Oh Gott, es war nicht nur das Schlafzimmer. Das ganze Schloss schmolz. Sie musste hier weg – weg aus diesem Zimmer, weg aus diesem Gebäude, hinaus in die Arktis.
Hinaus in die Arktis, aber … Ihr blieb keine Wahl. Sie musste weg hier, und zwar jetzt gleich . Ihr Herz raste, während sie ihre komplette Ausrüstung anzog: Anorak, Mukluks, Gamaschen. Ihr Rucksack stand immer bereit, vollgepackt für die Ausflüge mit Bär. Daher verstrichen nur wenige wertvolle Sekunden, während sie ihn auf den Rücken nahm. Doch mit jeder einzelnen von ihnen steigerte sich das Crescendo der Gewehrschüsse, mit denen das Eis brach. Sie zurrte den Rucksack fest und rannte hinaus auf den Korridor. Dort war es noch schlimmer. Risse schossen durch die Wände aus Eis. Ströme von Schmelzwasser rannen herab. Lauf, lauf, lauf! , schrie es in ihr. Cassie stolperte schlitternd den Korridor entlang.

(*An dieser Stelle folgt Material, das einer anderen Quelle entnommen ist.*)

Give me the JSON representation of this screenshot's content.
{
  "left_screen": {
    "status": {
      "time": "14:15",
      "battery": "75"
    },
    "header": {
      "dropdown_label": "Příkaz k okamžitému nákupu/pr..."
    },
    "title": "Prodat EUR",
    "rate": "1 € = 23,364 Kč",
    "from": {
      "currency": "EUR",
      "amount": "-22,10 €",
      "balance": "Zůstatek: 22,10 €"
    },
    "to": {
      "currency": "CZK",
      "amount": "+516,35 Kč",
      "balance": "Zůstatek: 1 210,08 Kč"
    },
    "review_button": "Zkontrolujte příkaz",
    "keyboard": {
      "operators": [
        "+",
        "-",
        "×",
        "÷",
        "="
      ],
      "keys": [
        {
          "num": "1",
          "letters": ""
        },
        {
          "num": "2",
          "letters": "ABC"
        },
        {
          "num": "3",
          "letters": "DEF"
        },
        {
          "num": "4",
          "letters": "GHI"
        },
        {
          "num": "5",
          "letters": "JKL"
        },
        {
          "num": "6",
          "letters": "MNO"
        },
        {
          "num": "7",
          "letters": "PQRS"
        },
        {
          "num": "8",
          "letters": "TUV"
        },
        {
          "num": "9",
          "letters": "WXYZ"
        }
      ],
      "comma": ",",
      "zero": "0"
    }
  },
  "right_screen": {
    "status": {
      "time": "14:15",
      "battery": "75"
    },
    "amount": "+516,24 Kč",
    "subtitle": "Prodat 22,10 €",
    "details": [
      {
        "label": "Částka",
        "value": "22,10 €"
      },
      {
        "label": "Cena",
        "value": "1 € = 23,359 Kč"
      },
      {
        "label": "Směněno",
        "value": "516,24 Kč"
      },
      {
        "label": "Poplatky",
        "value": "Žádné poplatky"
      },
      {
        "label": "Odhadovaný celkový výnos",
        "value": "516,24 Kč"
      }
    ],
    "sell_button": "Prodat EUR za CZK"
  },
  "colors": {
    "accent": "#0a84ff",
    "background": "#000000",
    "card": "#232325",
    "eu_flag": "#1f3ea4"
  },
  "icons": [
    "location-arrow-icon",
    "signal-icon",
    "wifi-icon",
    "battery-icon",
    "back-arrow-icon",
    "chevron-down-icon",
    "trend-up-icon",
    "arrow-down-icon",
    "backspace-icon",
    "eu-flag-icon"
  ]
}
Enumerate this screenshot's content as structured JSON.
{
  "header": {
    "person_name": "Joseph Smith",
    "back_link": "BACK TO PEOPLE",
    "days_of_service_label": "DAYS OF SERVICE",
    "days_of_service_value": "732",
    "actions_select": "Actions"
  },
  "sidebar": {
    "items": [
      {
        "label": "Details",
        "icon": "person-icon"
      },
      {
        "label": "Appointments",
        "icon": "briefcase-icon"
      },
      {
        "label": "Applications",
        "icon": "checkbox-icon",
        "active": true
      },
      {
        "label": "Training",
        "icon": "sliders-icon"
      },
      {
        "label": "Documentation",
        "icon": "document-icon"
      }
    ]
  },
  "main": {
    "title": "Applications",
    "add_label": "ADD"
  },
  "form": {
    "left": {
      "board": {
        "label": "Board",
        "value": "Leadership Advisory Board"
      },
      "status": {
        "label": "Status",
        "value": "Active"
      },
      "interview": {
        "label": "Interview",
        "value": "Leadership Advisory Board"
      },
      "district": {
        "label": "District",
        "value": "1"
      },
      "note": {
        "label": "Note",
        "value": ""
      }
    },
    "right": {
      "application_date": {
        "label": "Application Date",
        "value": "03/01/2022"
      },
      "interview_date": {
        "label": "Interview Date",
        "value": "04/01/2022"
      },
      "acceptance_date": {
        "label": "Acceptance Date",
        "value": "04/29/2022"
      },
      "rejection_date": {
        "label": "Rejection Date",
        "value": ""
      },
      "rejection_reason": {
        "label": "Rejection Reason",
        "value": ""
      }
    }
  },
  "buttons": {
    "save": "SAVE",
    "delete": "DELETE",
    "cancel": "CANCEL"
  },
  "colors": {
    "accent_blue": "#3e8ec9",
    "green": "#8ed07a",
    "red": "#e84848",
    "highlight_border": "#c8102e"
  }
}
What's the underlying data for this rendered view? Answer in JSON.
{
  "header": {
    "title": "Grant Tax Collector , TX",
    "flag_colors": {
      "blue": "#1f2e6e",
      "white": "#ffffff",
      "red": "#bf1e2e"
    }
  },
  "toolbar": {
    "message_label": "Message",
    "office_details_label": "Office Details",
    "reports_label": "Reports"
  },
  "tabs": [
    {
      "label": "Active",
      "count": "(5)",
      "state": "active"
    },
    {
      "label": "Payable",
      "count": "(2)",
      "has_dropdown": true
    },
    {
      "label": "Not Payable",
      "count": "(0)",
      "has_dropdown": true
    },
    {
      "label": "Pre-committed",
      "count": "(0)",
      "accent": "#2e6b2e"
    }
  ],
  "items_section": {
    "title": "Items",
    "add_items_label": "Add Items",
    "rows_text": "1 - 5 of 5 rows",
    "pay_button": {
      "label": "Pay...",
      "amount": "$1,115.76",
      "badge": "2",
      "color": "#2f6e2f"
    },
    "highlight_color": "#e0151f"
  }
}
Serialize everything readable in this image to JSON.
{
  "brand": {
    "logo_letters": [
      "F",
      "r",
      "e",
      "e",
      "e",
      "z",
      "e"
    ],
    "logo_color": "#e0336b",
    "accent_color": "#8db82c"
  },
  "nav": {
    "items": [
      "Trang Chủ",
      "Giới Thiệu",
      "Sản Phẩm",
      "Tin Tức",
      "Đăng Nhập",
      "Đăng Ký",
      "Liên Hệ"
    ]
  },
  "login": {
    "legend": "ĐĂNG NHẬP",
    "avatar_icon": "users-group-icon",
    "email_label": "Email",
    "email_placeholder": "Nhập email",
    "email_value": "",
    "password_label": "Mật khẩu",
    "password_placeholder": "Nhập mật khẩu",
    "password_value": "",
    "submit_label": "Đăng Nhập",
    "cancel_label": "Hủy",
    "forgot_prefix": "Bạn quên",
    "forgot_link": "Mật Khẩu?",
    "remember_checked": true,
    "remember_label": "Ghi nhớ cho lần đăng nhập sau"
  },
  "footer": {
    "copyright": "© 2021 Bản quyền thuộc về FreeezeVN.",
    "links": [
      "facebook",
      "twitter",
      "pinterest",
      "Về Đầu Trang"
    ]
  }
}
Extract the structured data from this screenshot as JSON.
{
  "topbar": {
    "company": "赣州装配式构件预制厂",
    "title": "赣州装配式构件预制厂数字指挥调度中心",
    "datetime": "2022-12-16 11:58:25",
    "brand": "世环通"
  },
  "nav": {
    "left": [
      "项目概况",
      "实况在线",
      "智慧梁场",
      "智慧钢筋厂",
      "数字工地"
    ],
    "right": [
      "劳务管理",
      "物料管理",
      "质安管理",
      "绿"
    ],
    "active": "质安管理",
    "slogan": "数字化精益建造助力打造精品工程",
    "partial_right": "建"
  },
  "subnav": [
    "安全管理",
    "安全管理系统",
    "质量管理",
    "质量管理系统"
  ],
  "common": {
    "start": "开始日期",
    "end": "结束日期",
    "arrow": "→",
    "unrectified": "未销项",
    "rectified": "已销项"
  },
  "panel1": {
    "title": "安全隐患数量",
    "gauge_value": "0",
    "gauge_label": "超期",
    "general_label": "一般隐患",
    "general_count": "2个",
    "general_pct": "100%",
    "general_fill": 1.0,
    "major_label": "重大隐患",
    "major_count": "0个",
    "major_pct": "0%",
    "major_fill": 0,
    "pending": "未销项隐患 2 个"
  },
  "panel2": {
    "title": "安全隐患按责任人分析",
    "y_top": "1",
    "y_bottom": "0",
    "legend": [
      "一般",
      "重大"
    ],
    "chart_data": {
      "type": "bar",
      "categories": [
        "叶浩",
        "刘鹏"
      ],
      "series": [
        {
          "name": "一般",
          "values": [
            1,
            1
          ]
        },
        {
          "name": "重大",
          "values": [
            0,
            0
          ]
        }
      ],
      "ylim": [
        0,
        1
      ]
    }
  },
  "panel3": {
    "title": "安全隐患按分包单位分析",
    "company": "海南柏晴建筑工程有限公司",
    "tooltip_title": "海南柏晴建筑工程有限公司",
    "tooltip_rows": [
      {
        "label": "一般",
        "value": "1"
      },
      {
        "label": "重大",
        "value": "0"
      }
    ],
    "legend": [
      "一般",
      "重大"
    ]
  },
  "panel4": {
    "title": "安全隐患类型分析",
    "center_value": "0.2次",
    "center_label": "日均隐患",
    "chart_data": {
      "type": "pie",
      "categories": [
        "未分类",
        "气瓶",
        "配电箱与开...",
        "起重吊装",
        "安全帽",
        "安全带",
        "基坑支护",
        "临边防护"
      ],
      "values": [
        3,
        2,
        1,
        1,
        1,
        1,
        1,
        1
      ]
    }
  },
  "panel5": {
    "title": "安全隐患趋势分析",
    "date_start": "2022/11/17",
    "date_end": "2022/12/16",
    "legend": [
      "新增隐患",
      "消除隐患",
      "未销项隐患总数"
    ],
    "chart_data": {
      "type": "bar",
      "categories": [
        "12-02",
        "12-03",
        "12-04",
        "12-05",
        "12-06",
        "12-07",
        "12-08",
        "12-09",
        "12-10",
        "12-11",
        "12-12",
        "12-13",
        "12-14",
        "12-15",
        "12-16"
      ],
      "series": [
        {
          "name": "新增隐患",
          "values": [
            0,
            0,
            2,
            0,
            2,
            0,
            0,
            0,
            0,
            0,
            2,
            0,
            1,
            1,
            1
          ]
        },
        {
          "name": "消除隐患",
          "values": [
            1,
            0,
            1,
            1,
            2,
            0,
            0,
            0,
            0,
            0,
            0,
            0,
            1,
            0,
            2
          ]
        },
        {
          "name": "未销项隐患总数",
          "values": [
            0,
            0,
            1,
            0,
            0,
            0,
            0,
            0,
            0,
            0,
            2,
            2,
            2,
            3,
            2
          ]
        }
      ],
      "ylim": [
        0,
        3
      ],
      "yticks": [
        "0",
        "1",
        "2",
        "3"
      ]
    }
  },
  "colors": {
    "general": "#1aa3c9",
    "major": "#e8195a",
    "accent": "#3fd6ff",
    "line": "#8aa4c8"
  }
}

Das Licht der Taschenlampe glitt über tropfende Wände und Decken. Cassie packte das nasse Treppengeländer, bog ab und lief die Wendeltreppe hinunter, die sich in einen Wasserfall verwandelt hatte. Mit einem dumpfen Grollen erzitterte der Boden unter ihren Füßen. Bitte, lass es nicht zusammenstürzen!, flehte sie in Gedanken. Die Decke, die sich über ihr wölbte, und die Türme des Schlosses, die über ihr aufragten, bestanden aus Hunderten Tonnen von Eis. Am Fuß der Treppe hielt sie einen kurzen Moment inne, um ihr Gleichgewicht wiederzufinden, und rannte dann weiter durch den Bankettsaal.
Kronleuchter klirrten, als die Halle erbebte. Splitter fielen herab und landeten spritzend in zentimeterhohem Wasser. Eine Karibu-Skulptur kippte um. Überall fielen Eisbrocken von der Decke. Cassie schirmte ihr Gesicht ab. Ein Kronleuchter löste sich aus seiner Halterung. Als er auf den Boden stürzte, flogen Splitter umher wie Schrapnelle.
Cassie rannte durch das Wasser. Schneller, schneller! Ihr Rucksack hüpfte auf und ab. Fresken schälten sich von den Wänden, Statuen stürzten aus ihren Nischen herab. Sie duckte sich, wich den herunterfallenden Eisbrocken aus.
Stützpfeiler bebten. Säulen brachen auseinander. Über ihr liefen tiefe Risse durch die gewölbte Decke. Schwaden von Eisstaub lagen wie dichter Nebel in der Luft. Gerade sprintete sie auf das große Eingangstor mit dem Kristallgitter zu, als sich plötzlich der Fußboden unter ihr aufbäumte. Sie stolperte über die zahllosen Verwerfungen.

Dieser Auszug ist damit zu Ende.